You can’t know the full situation from a video clip or sound bite.

Editor’s note: This letter is in response to “Systemic racism is a fact,” published Sept. 2.

A recent letter and the copious amounts of conjecture I hear about video clips in the news these days leaves me grateful for experts…and lawyers.

How is it that thinking people can see clips of video as complete narratives? Without audio, or history, or certainty that some rhetorical editing hasn’t been performed on the video, it’s absurd. The most any clip of video can do is elicit questions. We should be saying when we see a concerning video clip,..is this…? But instead we say…this is. How many times must we be reminded that our eyes will deceive us? We know the danger in jumping to conclusions. We know the clever ways individuals and organizations manipulate video and even audio to support their own narratives. If you still watch any channel of the nightly news and believe it is anything more than entertainment, there is a party going on and you’re invited.

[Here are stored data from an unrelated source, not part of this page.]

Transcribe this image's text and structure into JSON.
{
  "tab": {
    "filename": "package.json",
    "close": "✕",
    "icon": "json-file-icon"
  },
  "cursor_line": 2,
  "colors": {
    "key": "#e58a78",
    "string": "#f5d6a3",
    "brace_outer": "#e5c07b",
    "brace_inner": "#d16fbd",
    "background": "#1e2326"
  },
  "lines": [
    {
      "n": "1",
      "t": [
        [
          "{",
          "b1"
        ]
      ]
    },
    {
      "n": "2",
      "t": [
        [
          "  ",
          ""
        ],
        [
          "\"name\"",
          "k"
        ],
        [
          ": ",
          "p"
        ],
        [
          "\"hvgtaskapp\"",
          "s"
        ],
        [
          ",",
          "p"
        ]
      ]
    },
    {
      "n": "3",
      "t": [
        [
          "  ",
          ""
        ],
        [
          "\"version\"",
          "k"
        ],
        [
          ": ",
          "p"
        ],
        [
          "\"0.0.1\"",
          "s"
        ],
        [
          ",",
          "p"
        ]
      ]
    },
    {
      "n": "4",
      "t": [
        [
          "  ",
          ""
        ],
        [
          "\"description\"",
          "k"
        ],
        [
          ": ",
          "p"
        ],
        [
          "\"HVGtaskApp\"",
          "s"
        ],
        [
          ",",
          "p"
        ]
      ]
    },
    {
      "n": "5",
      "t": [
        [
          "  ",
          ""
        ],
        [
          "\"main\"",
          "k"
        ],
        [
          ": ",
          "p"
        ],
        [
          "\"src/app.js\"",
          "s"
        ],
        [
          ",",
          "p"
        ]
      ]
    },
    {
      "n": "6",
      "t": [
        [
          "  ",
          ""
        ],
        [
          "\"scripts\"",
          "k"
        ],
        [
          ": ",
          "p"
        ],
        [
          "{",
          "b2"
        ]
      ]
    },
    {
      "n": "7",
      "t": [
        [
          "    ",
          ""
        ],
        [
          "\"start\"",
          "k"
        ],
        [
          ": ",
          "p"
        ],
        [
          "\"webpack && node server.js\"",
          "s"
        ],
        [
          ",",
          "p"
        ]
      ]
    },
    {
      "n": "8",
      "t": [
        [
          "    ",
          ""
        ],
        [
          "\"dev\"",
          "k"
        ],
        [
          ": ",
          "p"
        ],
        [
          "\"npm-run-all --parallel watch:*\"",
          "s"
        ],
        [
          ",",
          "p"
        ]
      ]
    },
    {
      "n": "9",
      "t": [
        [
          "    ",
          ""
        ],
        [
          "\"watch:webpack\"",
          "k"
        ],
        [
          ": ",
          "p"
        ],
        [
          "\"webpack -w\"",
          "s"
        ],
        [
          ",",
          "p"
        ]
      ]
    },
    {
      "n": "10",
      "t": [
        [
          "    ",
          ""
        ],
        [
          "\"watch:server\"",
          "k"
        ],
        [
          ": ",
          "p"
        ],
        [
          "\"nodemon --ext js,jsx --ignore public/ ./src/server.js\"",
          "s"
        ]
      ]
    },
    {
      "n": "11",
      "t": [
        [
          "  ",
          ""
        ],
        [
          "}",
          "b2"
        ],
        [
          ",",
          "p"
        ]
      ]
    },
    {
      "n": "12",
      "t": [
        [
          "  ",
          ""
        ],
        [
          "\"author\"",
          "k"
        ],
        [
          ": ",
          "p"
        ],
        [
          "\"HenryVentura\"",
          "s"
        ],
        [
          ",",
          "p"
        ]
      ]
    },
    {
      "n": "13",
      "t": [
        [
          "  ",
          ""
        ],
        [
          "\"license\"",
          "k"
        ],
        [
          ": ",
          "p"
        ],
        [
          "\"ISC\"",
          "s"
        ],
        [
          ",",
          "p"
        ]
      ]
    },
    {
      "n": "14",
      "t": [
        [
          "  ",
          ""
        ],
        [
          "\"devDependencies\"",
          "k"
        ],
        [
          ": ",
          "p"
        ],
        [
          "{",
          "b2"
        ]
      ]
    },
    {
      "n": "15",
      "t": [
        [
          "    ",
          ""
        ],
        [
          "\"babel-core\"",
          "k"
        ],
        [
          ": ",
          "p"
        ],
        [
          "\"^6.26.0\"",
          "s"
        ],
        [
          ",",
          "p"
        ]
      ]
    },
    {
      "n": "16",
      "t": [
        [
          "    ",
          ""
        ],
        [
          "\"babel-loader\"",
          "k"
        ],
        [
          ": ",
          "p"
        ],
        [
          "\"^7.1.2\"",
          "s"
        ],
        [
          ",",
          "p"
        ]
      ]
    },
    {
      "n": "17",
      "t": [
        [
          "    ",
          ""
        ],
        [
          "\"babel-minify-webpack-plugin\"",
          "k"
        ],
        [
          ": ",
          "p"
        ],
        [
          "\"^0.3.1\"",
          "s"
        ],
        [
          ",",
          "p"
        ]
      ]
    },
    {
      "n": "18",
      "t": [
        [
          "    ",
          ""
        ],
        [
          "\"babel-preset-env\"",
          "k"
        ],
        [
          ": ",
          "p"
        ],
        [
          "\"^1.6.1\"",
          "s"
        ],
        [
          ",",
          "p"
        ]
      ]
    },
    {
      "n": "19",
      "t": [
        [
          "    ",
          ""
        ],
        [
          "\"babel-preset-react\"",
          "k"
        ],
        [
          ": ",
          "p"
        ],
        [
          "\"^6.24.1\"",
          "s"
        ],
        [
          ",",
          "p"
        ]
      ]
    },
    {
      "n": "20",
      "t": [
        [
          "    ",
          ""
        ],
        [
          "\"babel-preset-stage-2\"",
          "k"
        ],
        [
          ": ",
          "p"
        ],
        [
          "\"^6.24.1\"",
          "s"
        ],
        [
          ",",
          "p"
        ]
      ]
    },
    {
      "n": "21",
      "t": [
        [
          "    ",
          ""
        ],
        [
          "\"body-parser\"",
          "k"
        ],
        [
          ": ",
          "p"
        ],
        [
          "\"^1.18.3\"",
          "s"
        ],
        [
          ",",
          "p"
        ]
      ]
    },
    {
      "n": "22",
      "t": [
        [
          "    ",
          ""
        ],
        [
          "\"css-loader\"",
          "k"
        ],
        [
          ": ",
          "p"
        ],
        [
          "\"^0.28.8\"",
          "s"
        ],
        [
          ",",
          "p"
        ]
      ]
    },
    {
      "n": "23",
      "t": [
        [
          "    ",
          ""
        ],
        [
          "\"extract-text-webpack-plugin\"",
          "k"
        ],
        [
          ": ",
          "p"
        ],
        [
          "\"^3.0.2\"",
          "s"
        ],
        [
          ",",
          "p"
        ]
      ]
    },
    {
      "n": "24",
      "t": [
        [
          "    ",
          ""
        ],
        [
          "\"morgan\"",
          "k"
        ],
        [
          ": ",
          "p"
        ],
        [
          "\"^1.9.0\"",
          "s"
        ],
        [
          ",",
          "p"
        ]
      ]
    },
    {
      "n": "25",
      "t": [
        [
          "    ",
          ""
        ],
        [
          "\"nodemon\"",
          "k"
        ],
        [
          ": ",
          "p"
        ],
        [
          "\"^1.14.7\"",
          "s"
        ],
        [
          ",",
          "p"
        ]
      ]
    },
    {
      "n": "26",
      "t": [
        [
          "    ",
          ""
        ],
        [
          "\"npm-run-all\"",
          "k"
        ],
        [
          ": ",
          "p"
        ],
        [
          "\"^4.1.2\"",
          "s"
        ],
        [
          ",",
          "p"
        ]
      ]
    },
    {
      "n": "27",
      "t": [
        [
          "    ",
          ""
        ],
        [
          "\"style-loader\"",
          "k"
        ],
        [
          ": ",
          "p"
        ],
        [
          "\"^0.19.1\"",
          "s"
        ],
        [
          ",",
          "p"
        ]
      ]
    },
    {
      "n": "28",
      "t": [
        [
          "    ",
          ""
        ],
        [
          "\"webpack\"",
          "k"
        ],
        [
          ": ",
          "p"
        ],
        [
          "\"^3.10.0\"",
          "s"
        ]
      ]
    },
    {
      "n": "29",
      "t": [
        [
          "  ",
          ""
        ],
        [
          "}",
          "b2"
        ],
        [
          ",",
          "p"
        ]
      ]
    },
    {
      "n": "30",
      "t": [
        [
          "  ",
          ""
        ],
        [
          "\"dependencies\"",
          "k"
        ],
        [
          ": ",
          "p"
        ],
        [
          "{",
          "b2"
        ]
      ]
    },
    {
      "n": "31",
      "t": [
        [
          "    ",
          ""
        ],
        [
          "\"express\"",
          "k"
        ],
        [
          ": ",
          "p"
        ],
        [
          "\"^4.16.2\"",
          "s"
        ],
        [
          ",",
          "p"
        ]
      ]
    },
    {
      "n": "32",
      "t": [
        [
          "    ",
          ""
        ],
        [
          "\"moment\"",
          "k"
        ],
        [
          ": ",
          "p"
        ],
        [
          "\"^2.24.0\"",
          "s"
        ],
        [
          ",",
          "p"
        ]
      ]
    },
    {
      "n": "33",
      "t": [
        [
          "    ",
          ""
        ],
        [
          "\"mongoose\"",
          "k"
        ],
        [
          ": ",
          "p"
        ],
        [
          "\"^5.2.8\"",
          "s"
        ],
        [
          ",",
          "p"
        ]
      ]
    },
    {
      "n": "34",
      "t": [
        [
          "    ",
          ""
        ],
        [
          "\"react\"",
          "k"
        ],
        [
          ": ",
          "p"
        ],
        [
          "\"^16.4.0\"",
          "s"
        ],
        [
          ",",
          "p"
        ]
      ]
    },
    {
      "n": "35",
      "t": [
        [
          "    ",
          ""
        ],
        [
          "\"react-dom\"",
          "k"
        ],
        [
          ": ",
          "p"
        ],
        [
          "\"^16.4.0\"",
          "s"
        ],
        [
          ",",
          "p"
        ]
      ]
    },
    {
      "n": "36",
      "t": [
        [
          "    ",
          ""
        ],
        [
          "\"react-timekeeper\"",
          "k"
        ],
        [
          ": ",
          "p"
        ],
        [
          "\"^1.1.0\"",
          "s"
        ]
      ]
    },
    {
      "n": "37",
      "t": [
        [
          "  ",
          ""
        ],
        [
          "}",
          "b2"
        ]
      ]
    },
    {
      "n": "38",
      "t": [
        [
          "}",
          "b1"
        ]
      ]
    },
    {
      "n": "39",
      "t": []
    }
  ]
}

The letter that prompted this response opens with the citation of a video clip in which an officer purportedly pulls over a black man for nothing more than an illegal license plate cover. The writer is incredulous. This is obvious racism. Obvious profiling. Obviously a sign of all that is bad in the world. Is this? It could be. Or it may not be. It certainly raises questions. It is not, however, conclusive of anything. Did the car match the description of a car used in a crime earlier in the day, the week? Did the officer see some other suspicious aspect to the car or its occupants? I would offer this to media consumers, don’t bite on every piece of propaganda dangled in front of your face.

And I’ll finish with an anecdote. A police officer walked in my office one day as it was starting to rain and said “hey, the back window of your car is down a little.” I thanked him, smiled to myself, and thought, leave it to the cop to notice. They notice things average people (you and me) do not. And sometimes an illegal license plate cover is probable cause to take a closer look.